If you switch the term “estate” for “stuff,” maybe you will have a better idea of why you need to have an estate plan. If you switch the term “estate” for what is really the most important thing in your life, “family,” then maybe you will have a better idea of why you need to have a total Family Protection Plan. It is so you can have a legally enforceable plan for you, your family and your stuff. Estate & Family Protection planning is not just for millionaires and billionaires, says the Hawaii Reporter in the article “Wills and Trusts for the Rest of Us.” After all, it is not just millionaires and billionaires who die.
There are questions that everyone needs to have an answer to:
- Who do I want to make medical and financial decisions for me, when I can no longer do so for myself?
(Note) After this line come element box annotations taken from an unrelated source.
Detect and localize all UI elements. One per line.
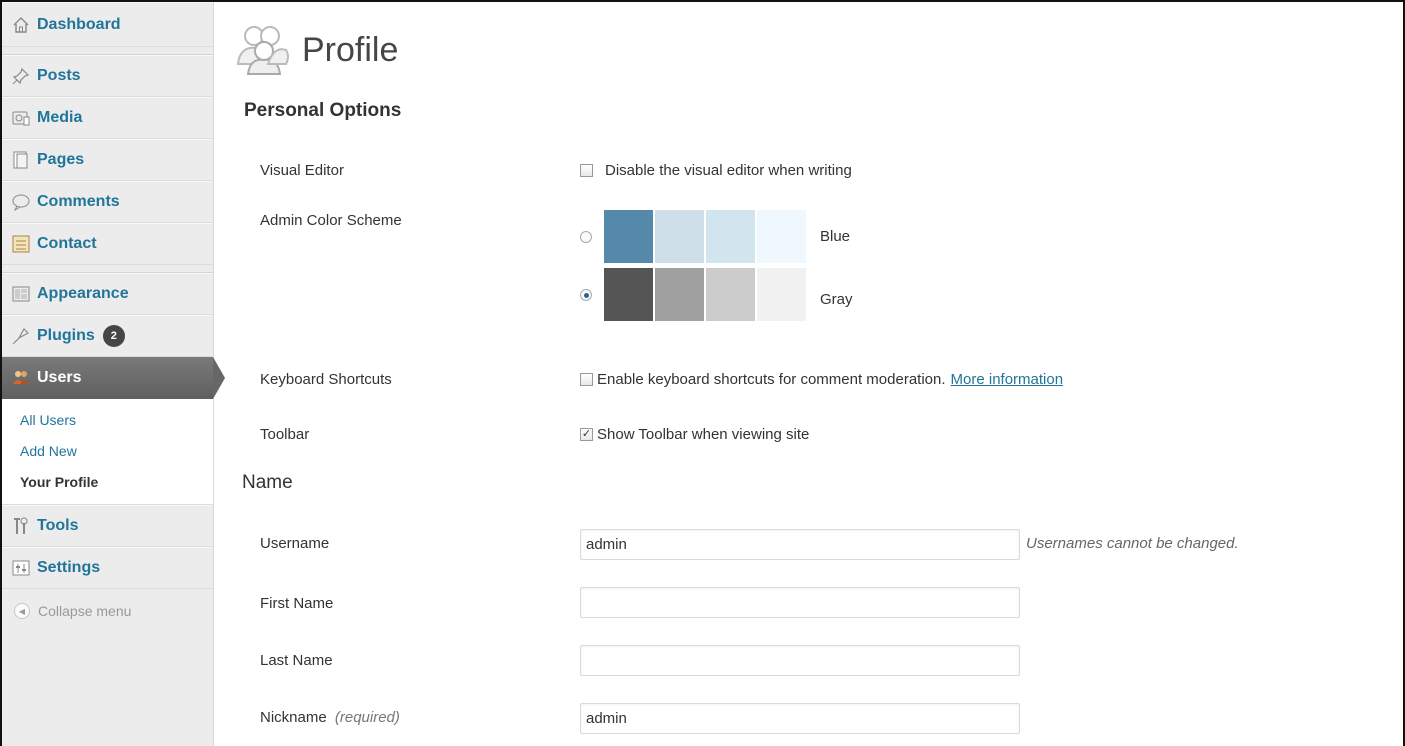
keyboard-shortcuts-text: Enable keyboard shortcuts for comment mo…	[597, 371, 946, 388]
first-name-field[interactable]	[580, 587, 1020, 618]
comments-icon	[11, 192, 31, 212]
first-name-label: First Name	[260, 595, 334, 612]
nickname-required-note: (required)	[334, 709, 400, 726]
sidebar-item-media[interactable]: Media	[2, 97, 213, 139]
toolbar-label: Toolbar	[260, 426, 310, 443]
sidebar-item-settings[interactable]: Settings	[2, 547, 213, 589]
settings-icon	[11, 558, 31, 578]
submenu-item-all-users[interactable]: All Users	[2, 405, 213, 436]
sidebar-item-label: Dashboard	[37, 15, 121, 33]
color-scheme-name: Blue	[820, 228, 851, 245]
username-label: Username	[260, 535, 330, 552]
plugins-icon	[11, 326, 31, 346]
color-swatch	[655, 268, 704, 321]
nickname-label-text: Nickname	[260, 709, 327, 726]
color-scheme-blue[interactable]: Blue	[580, 210, 850, 263]
collapse-arrow-icon: ◀	[14, 603, 30, 619]
update-count-badge: 2	[102, 325, 125, 347]
toolbar-text: Show Toolbar when viewing site	[597, 426, 810, 443]
color-scheme-gray[interactable]: Gray	[580, 268, 853, 321]
sidebar-item-plugins[interactable]: Plugins 2	[2, 315, 213, 357]
color-swatch	[706, 268, 755, 321]
visual-editor-checkbox[interactable]	[580, 164, 593, 177]
sidebar-item-label: Users	[37, 369, 82, 386]
window-frame: Dashboard Posts Media Pages Comments Con…	[0, 0, 1405, 746]
color-swatch	[604, 210, 653, 263]
contact-icon	[11, 234, 31, 254]
sidebar-item-posts[interactable]: Posts	[2, 55, 213, 97]
admin-sidebar: Dashboard Posts Media Pages Comments Con…	[2, 2, 225, 746]
submenu-item-your-profile[interactable]: Your Profile	[2, 467, 213, 498]
color-swatch	[757, 268, 806, 321]
name-heading: Name	[242, 472, 293, 493]
sidebar-item-users[interactable]: Users	[2, 357, 225, 399]
page-title: Profile	[302, 31, 399, 69]
keyboard-shortcuts-control: Enable keyboard shortcuts for comment mo…	[580, 371, 1063, 388]
keyboard-shortcuts-checkbox[interactable]	[580, 373, 593, 386]
dashboard-icon	[11, 15, 31, 35]
color-swatch	[655, 210, 704, 263]
color-swatch	[706, 210, 755, 263]
visual-editor-control: Disable the visual editor when writing	[580, 162, 852, 179]
pages-icon	[11, 150, 31, 170]
media-icon	[11, 108, 31, 128]
pushpin-icon	[11, 66, 31, 86]
sidebar-item-label: Settings	[37, 559, 101, 576]
color-swatch	[604, 268, 653, 321]
sidebar-item-contact[interactable]: Contact	[2, 223, 213, 265]
color-scheme-gray-radio[interactable]	[580, 288, 592, 301]
sidebar-item-dashboard[interactable]: Dashboard	[2, 2, 213, 47]
sidebar-item-label: Contact	[37, 235, 97, 252]
sidebar-separator	[2, 265, 213, 273]
color-scheme-name: Gray	[820, 291, 853, 308]
sidebar-item-label: Media	[37, 109, 83, 126]
sidebar-item-label: Comments	[37, 193, 120, 210]
sidebar-item-tools[interactable]: Tools	[2, 505, 213, 547]
appearance-icon	[11, 284, 31, 304]
collapse-menu-label: Collapse menu	[38, 603, 132, 619]
visual-editor-text: Disable the visual editor when writing	[605, 162, 852, 179]
collapse-menu-button[interactable]: ◀ Collapse menu	[2, 589, 213, 619]
sidebar-item-pages[interactable]: Pages	[2, 139, 213, 181]
sidebar-item-label: Plugins	[37, 327, 95, 344]
users-submenu: All Users Add New Your Profile	[2, 399, 213, 505]
users-icon	[11, 368, 31, 388]
toolbar-checkbox[interactable]: ✓	[580, 428, 593, 441]
profile-main: Profile Personal Options Visual Editor D…	[234, 2, 1403, 746]
tools-icon	[11, 516, 31, 536]
page-header: Profile	[234, 20, 398, 81]
keyboard-shortcuts-label: Keyboard Shortcuts	[260, 371, 392, 388]
username-field[interactable]: admin	[580, 529, 1020, 560]
sidebar-item-comments[interactable]: Comments	[2, 181, 213, 223]
toolbar-control: ✓ Show Toolbar when viewing site	[580, 426, 809, 443]
personal-options-heading: Personal Options	[244, 100, 402, 121]
sidebar-item-label: Tools	[37, 517, 79, 534]
color-swatch	[757, 210, 806, 263]
nickname-label: Nickname (required)	[260, 709, 400, 726]
sidebar-item-appearance[interactable]: Appearance	[2, 273, 213, 315]
last-name-label: Last Name	[260, 652, 333, 669]
color-scheme-blue-radio[interactable]	[580, 230, 592, 243]
profile-users-icon	[234, 20, 292, 81]
username-note: Usernames cannot be changed.	[1026, 535, 1239, 552]
sidebar-item-label: Pages	[37, 151, 85, 168]
last-name-field[interactable]	[580, 645, 1020, 676]
submenu-item-add-new[interactable]: Add New	[2, 436, 213, 467]
visual-editor-label: Visual Editor	[260, 162, 344, 179]
sidebar-item-label: Appearance	[37, 285, 129, 302]
sidebar-separator	[2, 47, 213, 55]
more-information-link[interactable]: More information	[951, 371, 1064, 388]
color-scheme-label: Admin Color Scheme	[260, 212, 402, 229]
nickname-field[interactable]: admin	[580, 703, 1020, 734]
sidebar-item-label: Posts	[37, 67, 81, 84]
- Who do I want to care for my minor children or my dependent elderly parents, when I am gone?
- Who do I want to have my earthly possessions, no matter how many or how few?
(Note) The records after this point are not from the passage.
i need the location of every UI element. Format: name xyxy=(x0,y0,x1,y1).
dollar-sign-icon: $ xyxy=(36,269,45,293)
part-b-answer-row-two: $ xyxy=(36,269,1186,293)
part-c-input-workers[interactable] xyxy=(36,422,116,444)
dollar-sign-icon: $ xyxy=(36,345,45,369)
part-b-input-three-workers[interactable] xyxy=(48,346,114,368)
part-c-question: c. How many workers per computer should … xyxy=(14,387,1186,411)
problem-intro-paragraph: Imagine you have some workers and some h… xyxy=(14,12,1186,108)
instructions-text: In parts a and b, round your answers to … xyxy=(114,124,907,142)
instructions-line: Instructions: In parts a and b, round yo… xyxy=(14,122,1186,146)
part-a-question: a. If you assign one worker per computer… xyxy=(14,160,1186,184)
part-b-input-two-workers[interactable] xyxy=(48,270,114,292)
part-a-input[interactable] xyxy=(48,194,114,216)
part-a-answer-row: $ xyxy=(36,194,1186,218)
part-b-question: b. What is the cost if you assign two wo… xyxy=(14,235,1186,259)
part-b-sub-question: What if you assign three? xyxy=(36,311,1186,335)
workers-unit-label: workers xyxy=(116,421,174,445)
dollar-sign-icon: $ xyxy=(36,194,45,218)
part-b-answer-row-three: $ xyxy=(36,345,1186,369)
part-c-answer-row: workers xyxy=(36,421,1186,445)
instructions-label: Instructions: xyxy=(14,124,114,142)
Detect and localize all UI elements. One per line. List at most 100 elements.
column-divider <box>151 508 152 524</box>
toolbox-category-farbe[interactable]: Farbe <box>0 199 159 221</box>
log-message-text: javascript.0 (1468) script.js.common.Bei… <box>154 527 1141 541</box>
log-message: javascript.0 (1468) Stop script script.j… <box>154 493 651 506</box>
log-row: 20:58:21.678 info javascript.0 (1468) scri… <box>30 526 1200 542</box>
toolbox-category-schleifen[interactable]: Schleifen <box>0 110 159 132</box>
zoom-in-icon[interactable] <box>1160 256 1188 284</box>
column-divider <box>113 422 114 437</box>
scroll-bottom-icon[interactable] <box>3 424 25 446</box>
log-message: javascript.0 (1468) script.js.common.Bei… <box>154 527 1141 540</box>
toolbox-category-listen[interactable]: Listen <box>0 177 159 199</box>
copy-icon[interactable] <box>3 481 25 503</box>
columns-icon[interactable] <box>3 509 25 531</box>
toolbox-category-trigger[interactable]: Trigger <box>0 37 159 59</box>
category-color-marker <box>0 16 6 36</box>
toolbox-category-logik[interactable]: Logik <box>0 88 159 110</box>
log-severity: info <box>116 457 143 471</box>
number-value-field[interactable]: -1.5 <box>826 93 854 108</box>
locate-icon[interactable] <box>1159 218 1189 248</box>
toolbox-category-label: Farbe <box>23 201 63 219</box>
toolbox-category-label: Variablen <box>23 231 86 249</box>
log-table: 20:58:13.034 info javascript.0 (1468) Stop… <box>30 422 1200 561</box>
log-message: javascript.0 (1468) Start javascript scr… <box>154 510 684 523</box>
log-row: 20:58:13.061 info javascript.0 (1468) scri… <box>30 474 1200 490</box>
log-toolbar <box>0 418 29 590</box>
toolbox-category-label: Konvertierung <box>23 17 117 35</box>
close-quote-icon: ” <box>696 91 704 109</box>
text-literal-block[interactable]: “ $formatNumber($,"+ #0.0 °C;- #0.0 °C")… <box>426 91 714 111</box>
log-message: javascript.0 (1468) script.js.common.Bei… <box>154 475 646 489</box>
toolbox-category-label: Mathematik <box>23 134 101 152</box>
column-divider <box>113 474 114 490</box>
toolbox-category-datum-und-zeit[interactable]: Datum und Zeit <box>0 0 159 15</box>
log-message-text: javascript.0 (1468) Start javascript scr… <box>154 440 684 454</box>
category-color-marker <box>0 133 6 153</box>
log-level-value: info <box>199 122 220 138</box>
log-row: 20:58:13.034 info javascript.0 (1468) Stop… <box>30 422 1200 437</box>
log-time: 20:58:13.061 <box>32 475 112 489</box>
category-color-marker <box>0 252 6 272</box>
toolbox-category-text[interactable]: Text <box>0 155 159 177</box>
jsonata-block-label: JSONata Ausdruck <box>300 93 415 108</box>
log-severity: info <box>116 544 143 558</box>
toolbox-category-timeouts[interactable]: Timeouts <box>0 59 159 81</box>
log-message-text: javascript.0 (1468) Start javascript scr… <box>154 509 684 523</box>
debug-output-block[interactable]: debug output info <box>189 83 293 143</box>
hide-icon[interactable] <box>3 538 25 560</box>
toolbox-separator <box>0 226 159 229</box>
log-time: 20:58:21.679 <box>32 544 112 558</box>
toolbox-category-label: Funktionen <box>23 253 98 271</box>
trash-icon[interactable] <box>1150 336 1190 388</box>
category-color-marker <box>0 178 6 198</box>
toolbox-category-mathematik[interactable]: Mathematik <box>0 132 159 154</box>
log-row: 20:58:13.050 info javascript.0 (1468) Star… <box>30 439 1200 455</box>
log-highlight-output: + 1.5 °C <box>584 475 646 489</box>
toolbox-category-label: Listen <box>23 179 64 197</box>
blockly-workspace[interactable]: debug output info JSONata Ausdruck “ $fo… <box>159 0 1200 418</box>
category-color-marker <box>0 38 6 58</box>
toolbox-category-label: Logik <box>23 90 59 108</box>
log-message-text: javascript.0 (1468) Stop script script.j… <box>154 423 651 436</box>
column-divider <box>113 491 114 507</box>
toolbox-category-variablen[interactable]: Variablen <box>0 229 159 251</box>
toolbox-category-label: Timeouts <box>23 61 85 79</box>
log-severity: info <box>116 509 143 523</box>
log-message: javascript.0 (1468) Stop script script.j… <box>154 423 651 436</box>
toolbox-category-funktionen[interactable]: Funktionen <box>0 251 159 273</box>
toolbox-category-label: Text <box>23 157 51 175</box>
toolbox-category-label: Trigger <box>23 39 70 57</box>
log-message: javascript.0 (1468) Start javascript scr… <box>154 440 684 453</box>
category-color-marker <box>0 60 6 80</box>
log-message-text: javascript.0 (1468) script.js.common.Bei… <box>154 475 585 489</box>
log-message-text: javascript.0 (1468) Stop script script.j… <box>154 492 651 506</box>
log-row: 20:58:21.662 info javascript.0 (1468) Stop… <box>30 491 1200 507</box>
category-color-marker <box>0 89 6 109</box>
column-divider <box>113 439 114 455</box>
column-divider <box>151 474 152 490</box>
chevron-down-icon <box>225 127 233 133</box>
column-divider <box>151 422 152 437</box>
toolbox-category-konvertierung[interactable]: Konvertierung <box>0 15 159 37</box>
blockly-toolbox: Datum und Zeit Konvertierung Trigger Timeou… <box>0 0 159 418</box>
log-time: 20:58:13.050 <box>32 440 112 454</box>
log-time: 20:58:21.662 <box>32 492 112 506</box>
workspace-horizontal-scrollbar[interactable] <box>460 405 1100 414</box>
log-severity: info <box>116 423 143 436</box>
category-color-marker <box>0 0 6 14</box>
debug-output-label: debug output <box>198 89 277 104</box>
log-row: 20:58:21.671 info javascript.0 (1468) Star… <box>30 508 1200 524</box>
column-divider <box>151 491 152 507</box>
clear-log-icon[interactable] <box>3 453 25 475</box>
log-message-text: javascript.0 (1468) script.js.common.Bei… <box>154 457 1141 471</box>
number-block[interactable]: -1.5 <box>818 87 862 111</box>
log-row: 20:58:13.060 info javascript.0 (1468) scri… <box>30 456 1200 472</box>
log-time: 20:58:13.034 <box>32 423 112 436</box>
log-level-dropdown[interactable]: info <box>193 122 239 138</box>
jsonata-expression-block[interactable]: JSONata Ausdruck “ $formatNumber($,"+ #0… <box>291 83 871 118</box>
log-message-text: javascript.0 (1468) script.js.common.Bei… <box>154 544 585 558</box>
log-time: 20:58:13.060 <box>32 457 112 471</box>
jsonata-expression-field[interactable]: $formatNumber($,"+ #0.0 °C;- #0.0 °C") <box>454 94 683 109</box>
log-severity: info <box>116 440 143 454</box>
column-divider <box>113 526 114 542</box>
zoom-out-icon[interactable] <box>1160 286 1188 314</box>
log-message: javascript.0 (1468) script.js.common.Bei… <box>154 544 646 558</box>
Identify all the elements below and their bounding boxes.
Even if all you have is a car and some furniture, you will want to decide who gets those and not leave it up to a stranger.
Having a will properly prepared by an estate planning attorney, is one of the most important things you can do as a parent. If you have dependents, whether they are children or adults, you need to have a plan in place for their care, in the event you pass away before they do. That plan is the most basic part of an estate plan: a will.
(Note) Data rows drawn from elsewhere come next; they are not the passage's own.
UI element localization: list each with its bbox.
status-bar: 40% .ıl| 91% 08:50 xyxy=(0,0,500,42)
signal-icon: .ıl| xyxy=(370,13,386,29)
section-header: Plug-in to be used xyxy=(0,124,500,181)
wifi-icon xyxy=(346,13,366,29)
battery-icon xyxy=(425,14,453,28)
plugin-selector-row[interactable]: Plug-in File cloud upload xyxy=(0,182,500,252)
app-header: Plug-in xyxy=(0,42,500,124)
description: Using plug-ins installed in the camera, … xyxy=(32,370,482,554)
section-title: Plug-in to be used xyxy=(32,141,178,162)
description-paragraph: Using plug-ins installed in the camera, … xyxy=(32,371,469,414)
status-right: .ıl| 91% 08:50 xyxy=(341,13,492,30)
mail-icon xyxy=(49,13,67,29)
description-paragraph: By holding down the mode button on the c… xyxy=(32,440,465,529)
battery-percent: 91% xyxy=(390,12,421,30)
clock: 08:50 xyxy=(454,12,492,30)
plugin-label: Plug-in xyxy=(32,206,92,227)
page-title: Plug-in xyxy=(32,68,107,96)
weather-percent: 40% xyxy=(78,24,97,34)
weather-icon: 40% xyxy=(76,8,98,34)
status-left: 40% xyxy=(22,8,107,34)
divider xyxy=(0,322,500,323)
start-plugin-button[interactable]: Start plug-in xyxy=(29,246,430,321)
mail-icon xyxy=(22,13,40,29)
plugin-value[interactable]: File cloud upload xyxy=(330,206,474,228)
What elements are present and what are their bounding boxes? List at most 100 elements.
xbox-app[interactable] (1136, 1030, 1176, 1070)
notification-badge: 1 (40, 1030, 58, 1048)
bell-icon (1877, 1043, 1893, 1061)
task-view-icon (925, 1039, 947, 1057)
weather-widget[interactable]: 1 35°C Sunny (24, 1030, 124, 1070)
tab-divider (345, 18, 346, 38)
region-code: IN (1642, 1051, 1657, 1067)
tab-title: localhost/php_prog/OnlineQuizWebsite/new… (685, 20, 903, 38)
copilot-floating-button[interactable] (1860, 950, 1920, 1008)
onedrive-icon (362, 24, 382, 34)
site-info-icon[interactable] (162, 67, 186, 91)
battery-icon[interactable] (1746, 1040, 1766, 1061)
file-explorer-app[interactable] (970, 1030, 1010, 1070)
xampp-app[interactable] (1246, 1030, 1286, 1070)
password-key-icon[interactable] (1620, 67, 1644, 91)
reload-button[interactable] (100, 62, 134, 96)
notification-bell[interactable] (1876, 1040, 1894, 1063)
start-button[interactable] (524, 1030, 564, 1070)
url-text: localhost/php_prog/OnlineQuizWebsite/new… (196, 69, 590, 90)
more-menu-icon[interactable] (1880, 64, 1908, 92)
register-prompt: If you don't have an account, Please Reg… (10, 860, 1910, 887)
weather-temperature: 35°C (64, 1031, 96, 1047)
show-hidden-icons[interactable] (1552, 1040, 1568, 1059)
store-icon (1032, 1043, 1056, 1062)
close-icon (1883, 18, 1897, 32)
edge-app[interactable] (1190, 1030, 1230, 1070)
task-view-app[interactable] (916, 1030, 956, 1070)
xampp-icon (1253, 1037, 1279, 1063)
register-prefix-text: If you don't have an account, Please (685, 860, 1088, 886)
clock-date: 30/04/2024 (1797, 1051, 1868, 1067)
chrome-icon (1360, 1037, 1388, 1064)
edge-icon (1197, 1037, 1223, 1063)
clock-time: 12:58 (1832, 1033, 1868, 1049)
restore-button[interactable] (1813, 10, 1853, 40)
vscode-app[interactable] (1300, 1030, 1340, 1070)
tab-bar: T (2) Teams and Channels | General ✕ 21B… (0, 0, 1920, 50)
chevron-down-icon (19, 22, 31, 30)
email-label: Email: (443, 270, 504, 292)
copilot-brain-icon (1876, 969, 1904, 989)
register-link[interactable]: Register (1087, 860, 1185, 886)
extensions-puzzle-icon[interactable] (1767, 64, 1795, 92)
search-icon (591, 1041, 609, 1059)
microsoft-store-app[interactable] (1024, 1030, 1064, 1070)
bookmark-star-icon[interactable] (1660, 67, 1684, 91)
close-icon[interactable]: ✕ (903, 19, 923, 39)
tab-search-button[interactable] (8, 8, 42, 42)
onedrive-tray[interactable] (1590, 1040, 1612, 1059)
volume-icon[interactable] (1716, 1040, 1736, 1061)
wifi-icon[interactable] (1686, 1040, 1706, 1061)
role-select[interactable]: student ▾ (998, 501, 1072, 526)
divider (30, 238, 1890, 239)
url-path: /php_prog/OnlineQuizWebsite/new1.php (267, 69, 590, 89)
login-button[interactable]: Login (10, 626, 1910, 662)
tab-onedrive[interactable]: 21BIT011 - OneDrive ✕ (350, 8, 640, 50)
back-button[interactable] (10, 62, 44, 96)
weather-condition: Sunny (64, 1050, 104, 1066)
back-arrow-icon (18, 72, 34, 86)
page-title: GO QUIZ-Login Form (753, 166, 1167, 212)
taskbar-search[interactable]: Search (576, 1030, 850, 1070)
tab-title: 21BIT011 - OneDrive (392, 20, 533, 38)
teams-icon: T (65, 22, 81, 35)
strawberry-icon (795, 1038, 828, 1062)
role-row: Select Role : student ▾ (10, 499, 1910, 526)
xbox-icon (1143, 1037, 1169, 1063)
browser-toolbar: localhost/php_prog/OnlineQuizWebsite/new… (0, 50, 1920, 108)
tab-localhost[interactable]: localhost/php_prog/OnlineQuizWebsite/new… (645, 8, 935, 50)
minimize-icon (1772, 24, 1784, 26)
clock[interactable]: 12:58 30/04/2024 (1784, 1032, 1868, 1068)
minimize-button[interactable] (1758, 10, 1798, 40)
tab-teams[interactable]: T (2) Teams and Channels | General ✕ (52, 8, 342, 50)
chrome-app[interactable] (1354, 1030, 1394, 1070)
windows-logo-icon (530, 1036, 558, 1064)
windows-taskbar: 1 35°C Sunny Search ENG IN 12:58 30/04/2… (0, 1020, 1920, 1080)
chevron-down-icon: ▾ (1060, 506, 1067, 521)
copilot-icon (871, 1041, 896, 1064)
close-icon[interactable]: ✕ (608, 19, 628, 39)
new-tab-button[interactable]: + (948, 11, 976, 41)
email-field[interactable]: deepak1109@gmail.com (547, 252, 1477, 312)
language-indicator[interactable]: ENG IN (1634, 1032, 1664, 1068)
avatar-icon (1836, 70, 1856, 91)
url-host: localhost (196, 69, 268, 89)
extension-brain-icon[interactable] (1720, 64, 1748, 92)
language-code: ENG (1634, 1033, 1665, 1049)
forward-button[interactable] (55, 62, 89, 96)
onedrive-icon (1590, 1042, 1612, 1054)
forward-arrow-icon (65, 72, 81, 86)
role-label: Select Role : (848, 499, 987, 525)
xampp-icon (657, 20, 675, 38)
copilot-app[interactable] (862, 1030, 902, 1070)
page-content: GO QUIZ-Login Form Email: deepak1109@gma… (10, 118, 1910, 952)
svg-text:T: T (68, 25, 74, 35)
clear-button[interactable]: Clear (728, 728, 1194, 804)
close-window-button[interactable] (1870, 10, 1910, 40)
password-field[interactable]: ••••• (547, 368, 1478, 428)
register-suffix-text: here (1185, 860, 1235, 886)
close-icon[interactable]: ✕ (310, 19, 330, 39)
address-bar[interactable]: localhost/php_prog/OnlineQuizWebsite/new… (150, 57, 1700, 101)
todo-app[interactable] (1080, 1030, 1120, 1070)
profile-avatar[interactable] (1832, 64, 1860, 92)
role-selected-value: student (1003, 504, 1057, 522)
Without it, your dependents could become wards of the state. The state or the courts will decide what happens to your children or adult dependents. This also opens up the door for possible family fights – especially if your dependents are inheriting something.
Trusts are not just for rich kids. A revocable living trust is a document used as a secure and easy way to have your “stuff” move from you to your beneficiaries, without them having to be subject to probate. With a trust, you get to decide who gets what through the trust, and can even control when they receive an inheritance. You can make the distribution dependent upon completing an important task, like finishing college, or reaching a certain age. You can limit funds to irresponsible children and a properly drafted trust can also help avoid guardianship during your life if you were to become incapacitated. In essence, a trust privatizes your life and helps keep the courts and government out of your life.
A home, car, jewelry, collectibles, and furniture can also be placed in a trust, with an heir named as the beneficiary of that trust. Everything you own can be held in trust or caught by the trust upon death, even life insurance proceeds. You can continue to use all of the things that are in a trust, while you are living, and upon death, whatever is placed in a trust will be transfer to the people you name as beneficiaries of the trust, without court involvement.
For financial decisions, everyone over the age of 18 needs a Power of Attorney designating a person to make financial decisions for them, in case of incapacity. For medical decisions, you should have a healthcare Power of Attorney. You should also have a document stating your wishes, in the case of a critical illness or injury that clarifies what kind of end-of-life care you want. This is known as a Living Will in some states, an Advance Directive in others and a Directive to Physicians in Texas.
An estate planning attorney can help you create a plan outlining what you want to happen in the case of incapacity and in the case of death. A total Family Protection Plan provides comprehensive coverage for you, your family and your stuff in the event of the unexpected (incapacitation, disability or serious illness/injury) as well as the inevitable (death). One is reasonably likely to occur and the other is a definite. Being prepared is the best thing you can do for yourself and your loved ones, no matter how much “stuff” you have.
Reference: Hawaii Reporter (September 28, 2019) “Wills and Trusts for the Rest of Us.”